After beating my head against the wall trying to find something about this on the forum, I’ll have to post a new note: I need to loop a sound clip only for as long as a given action occurs (in this case, while one of the baddies is within a certain range of the player), rather than looping the entire clip for an infinite period; and I need it to smoothly fade in and out at the beginning and end of that period. Unity doesn’t seem to have any built-in way to do this (unless I just repeat a series of very short clips for the duration of the action, but in my case that isn’t going to work very well). What are my options?
If you’re not using a sound library that might help out with common needs like this then you’ll have to manually handle it yourself using coroutines or other update-based methods.

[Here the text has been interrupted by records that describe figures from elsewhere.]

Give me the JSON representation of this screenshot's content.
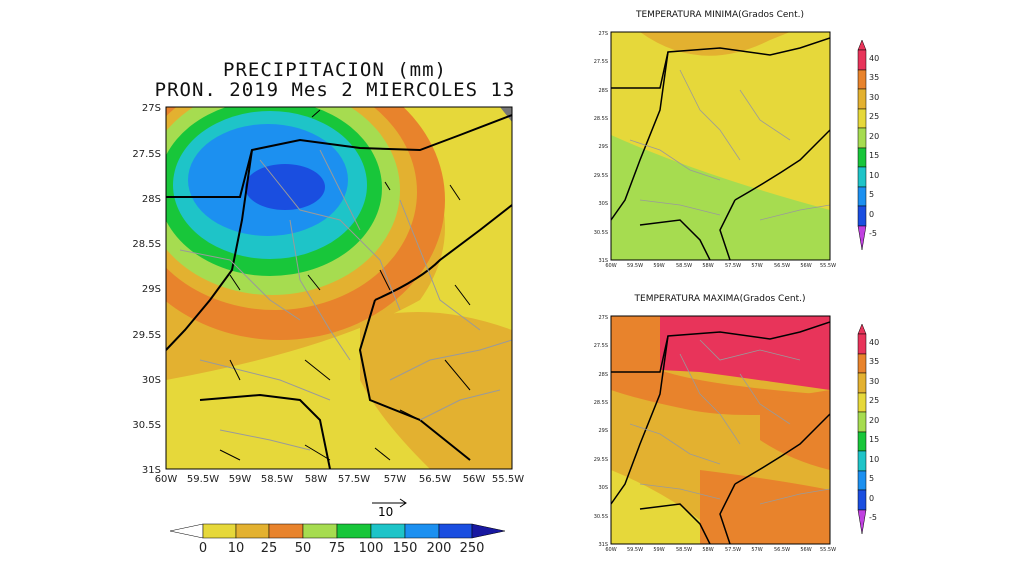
{
  "precip": {
    "title_line1": "PRECIPITACION (mm)",
    "title_line2": "PRON. 2019 Mes 2 MIERCOLES 13",
    "lat_labels": [
      "27S",
      "27.5S",
      "28S",
      "28.5S",
      "29S",
      "29.5S",
      "30S",
      "30.5S",
      "31S"
    ],
    "lon_labels": [
      "60W",
      "59.5W",
      "59W",
      "58.5W",
      "58W",
      "57.5W",
      "57W",
      "56.5W",
      "56W",
      "55.5W"
    ],
    "vector_ref_label": "10",
    "colorbar_labels": [
      "0",
      "10",
      "25",
      "50",
      "75",
      "100",
      "150",
      "200",
      "250"
    ],
    "colorbar_colors": [
      "#ffffff",
      "#e6d83a",
      "#e3b130",
      "#e8832c",
      "#a6dc50",
      "#18c63a",
      "#1ec4c8",
      "#1c90f0",
      "#1a4ee0",
      "#1818a0"
    ]
  },
  "tmin": {
    "title": "TEMPERATURA MINIMA(Grados Cent.)",
    "lat_labels": [
      "27S",
      "27.5S",
      "28S",
      "28.5S",
      "29S",
      "29.5S",
      "30S",
      "30.5S",
      "31S"
    ],
    "lon_labels": [
      "60W",
      "59.5W",
      "59W",
      "58.5W",
      "58W",
      "57.5W",
      "57W",
      "56.5W",
      "56W",
      "55.5W"
    ]
  },
  "tmax": {
    "title": "TEMPERATURA MAXIMA(Grados Cent.)",
    "lat_labels": [
      "27S",
      "27.5S",
      "28S",
      "28.5S",
      "29S",
      "29.5S",
      "30S",
      "30.5S",
      "31S"
    ],
    "lon_labels": [
      "60W",
      "59.5W",
      "59W",
      "58.5W",
      "58W",
      "57.5W",
      "57W",
      "56.5W",
      "56W",
      "55.5W"
    ]
  },
  "temp_colorbar": {
    "labels": [
      "40",
      "35",
      "30",
      "25",
      "20",
      "15",
      "10",
      "5",
      "0",
      "-5"
    ],
    "colors": [
      "#e8345a",
      "#e8832c",
      "#e3b130",
      "#e6d83a",
      "#a6dc50",
      "#18c63a",
      "#1ec4c8",
      "#1c90f0",
      "#1a4ee0"
    ]
  }
}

To build this stuff you can write fairly simple wrappers with your own tweening code, or use one of the popular tweening libraries to help out. You’ll end up playing a clip on an audiosource and with a reference to the audiosource adjusting the volume for fadeins and fadeouts as needed. When the volume fades down to 0 you could stop the audiosource playing and possibly return it to a pool or something for reuse if you need to. You could also make use of the various audiosource play methods that schedule the time to play clips based on the dsp timing, depending on what your game needs to do and how complex the sound effects are. Maybe take a look at something like SoundKit (GitHub - prime31/SoundKit) for some inspiration.
Unfortunately, Unity does not have native support for things like internal loops within clips, so you can’t have a single sound that has a start, a loop, and an end. Some external libraries can handle this sort of thing too (eg. Fabric).